Welcoming Visiting Scholar, Abdul-Rahim Al-Shaikh

 
 

The Center for Palestine Studies at Columbia University is pleased to host the recipient of the Fulbright Visiting Senior Scholar Award for the academic year 2015-2016, Abdul-Rahim Al-Shaikh. The award provides an opportunity for Palestinian professors residing in the West Bank, East Jerusalem, and Gaza to lecture and/or do research at institutions in the United States.


Abdul-Rahim Al-Shaikh is a poet and academic born in Jerusalem to a Palestinian refugee family from Ramlah. He is an associate professor of philosophy, and cultural and Arab studies at Birzeit University. AlShaikh's work is focused on cultural representations and the politics of Palestinian identity, in addition to his works on Arab poetry, art criticism, and translation.

As a Fulbright Scholar, he will spend the 2015-1016 academic year at the Center for Palatine Studies-Columbia University working on his project The Palestinian Living Cemetery. Given the theoretical paradigm shift from bio-power to necro-politics throughout the last decade, his research aspires to instigate scholarly interest in the highly subversive spatio-temporal epitaphs of the Palestinian cemetery. Situated at the heart of the intersection between necro-politics and necro-semiotics, his project utilizes the conception of the cemetery as both a heterotopia and a heterochronia, 'within' which people are capable of both deconstructing and re-constructing not only their geography, but also their history. After building a comprehensive photo-archive of epitaphs from Palestinian cemeteries (within and outside historic Palestine), Al-Shaikh's current book aspires to establish a methodic taxonomy by which he can study the "Sub-terrain Nakba," that is, the concealed features of the political, social, and cultural histories of modern Palestine.

 

Al-Shaikh earned his Ph.D. in Middle East and Arab Studies at the University of Utah, after which he conducted his postdoctoral research in cultural mobility in near-eastern cultures at the Wissenschaftskolleg zu Berlin. Since 2004, he has been a fellow at both Muwatin-The Palestinian Institute for the Study of Democracy and the Institute of Palestine Studies. He is the author of: Sharon's Golden Heart: A Mythical Trial (2007), Palestinian Textbooks: Issues of Identity and Citizenship (2008), and The Biography of Gabi Baramki and His Odyssey at Birzeit University 1929-2012 (2015).

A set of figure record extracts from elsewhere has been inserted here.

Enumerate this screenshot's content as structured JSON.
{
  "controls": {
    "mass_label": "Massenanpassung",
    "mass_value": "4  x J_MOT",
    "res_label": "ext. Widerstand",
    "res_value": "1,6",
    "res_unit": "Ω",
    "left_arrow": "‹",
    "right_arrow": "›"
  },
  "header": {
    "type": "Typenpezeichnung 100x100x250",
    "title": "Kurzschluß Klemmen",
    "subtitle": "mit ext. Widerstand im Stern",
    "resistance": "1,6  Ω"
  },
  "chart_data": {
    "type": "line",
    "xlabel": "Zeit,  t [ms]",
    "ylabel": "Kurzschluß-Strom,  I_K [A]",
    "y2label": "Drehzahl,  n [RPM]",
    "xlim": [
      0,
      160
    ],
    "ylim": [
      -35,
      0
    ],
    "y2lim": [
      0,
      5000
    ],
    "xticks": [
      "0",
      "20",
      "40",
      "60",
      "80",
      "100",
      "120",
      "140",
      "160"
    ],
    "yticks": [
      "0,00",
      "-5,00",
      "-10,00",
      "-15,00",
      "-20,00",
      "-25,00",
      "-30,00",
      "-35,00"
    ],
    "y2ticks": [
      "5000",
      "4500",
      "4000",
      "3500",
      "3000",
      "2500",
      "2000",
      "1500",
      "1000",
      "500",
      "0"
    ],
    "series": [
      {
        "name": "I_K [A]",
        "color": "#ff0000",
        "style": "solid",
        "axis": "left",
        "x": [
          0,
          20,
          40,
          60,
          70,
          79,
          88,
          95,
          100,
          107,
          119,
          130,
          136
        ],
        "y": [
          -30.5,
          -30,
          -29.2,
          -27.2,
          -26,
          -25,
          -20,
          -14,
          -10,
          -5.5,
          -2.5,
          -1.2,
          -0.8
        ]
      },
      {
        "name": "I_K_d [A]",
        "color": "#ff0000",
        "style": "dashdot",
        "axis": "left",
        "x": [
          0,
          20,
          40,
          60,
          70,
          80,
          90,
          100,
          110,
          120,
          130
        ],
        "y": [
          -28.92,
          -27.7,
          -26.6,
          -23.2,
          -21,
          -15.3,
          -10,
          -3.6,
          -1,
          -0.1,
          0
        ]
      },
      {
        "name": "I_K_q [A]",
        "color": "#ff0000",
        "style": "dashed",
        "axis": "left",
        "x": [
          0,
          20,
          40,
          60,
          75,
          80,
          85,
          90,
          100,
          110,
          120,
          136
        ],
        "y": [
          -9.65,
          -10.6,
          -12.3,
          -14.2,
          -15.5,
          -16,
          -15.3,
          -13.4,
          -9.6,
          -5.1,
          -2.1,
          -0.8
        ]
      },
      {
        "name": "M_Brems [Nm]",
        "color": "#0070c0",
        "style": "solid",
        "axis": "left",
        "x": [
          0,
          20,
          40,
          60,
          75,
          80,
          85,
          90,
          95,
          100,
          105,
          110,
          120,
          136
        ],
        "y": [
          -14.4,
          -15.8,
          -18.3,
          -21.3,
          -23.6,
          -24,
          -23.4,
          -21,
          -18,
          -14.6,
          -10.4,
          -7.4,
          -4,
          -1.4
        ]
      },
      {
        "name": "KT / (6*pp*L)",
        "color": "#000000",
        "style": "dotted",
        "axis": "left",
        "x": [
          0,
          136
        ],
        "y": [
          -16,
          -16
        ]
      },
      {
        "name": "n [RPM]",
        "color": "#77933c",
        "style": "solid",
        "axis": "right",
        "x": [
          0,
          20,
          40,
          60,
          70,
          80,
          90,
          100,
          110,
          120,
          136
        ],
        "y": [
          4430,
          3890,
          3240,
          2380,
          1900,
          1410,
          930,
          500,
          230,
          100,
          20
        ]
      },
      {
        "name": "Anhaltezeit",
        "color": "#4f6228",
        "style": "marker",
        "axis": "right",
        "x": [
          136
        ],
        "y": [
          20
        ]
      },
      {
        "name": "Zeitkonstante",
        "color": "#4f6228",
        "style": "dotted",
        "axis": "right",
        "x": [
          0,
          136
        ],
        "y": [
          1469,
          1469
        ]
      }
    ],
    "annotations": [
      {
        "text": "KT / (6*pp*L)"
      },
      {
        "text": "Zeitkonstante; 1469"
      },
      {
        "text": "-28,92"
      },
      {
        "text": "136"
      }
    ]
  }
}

He translated Hussein Barghouthi's autobiography al-Daw' al-Azraq (The Blue Light) into English (2003), and Oz Shelach's Picnic Grounds (2010) into Arabic. He has published three collections of poetry: Ash Wheels (1998), City Remnants (2003), and Departing Narratives (2012). His forthcoming book is titled:The Columbus Syndrome and the Veiling of Palestine: A Genealogy of the Israeli Politics of Toponymy of the Palestinian Landscape 1856-2015 (by the Institute of Palestine Studies, 2015).